The Canada Energy Regulator has already granted approval for Trans Mountain to charge the higher toll on an interim basis, but is yet to make a final decision.

For its part, Trans Mountain Corp. — which is a Crown corporation — has said 70 per cent of the project’s cost overruns will be borne by the pipeline company and will have no effect on tolls.

The company has also previously stated that because of the project’s cost overruns, it expects only “modest returns” on its investment in the first few years of the expanded pipeline’s operation. It says that any toll level below what Trans Mountain has applied for “could impact Trans Mountain’s ability to meet its financial obligations.”

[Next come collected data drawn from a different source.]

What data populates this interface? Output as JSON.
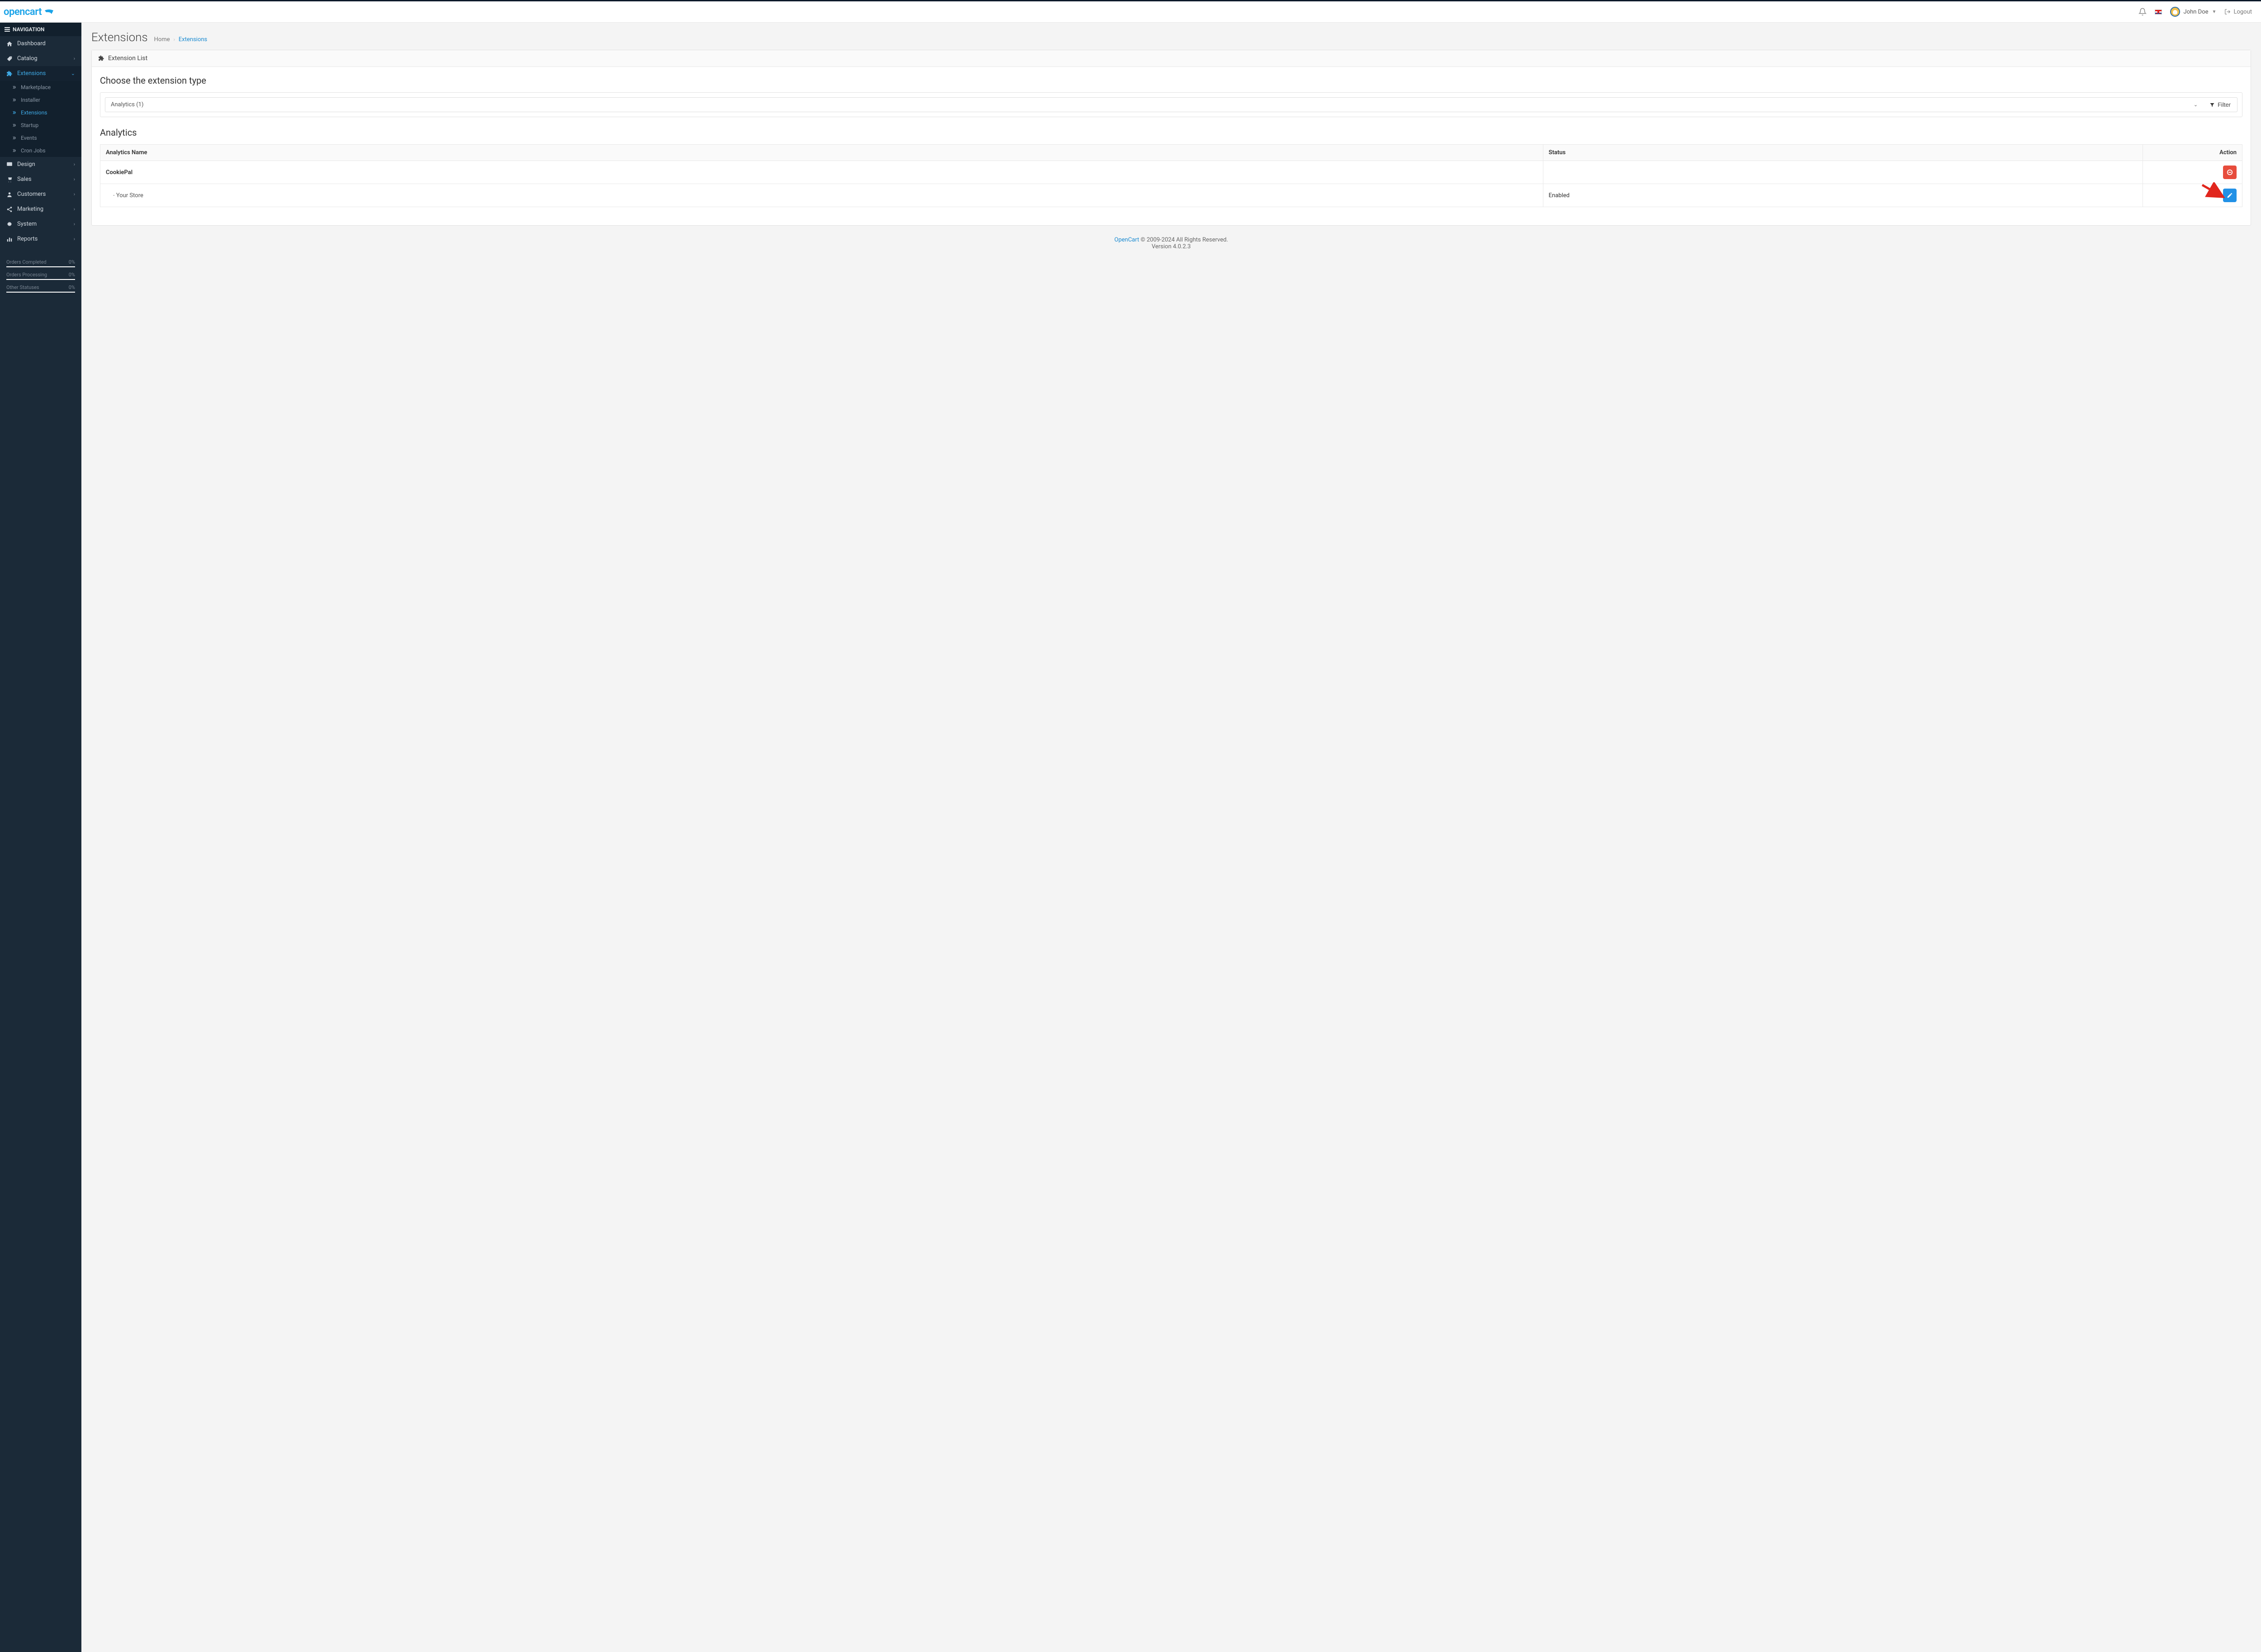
{
  "header": {
    "brand": "opencart",
    "user_name": "John Doe",
    "logout_label": "Logout"
  },
  "sidebar": {
    "nav_label": "NAVIGATION",
    "items": [
      {
        "label": "Dashboard"
      },
      {
        "label": "Catalog"
      },
      {
        "label": "Extensions"
      },
      {
        "label": "Design"
      },
      {
        "label": "Sales"
      },
      {
        "label": "Customers"
      },
      {
        "label": "Marketing"
      },
      {
        "label": "System"
      },
      {
        "label": "Reports"
      }
    ],
    "ext_sub": [
      {
        "label": "Marketplace"
      },
      {
        "label": "Installer"
      },
      {
        "label": "Extensions"
      },
      {
        "label": "Startup"
      },
      {
        "label": "Events"
      },
      {
        "label": "Cron Jobs"
      }
    ],
    "stats": [
      {
        "label": "Orders Completed",
        "value": "0%"
      },
      {
        "label": "Orders Processing",
        "value": "0%"
      },
      {
        "label": "Other Statuses",
        "value": "0%"
      }
    ]
  },
  "page": {
    "title": "Extensions",
    "crumb_home": "Home",
    "crumb_current": "Extensions",
    "panel_title": "Extension List",
    "type_heading": "Choose the extension type",
    "type_selected": "Analytics (1)",
    "filter_label": "Filter",
    "section_heading": "Analytics",
    "table": {
      "col_name": "Analytics Name",
      "col_status": "Status",
      "col_action": "Action",
      "rows": [
        {
          "name": "CookiePal",
          "status": ""
        },
        {
          "name": "Your Store",
          "status": "Enabled"
        }
      ]
    }
  },
  "footer": {
    "link": "OpenCart",
    "rights": " © 2009-2024 All Rights Reserved.",
    "version": "Version 4.0.2.3"
  }
}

In December, Trans Mountain Corp. submitted written evidence to the regulator in which it said the pipeline expansion project has been affected by “extraordinary” factors that include evolving compliance requirements, Indigenous accommodations, stakeholder engagement and compensation requirements, extreme weather and the COVID-19 pandemic.

The company said in its filing that the project’s cost overruns were “reasonably and justifiably incurred.”

Construction on the Trans Mountain pipeline expansion project began in 2019.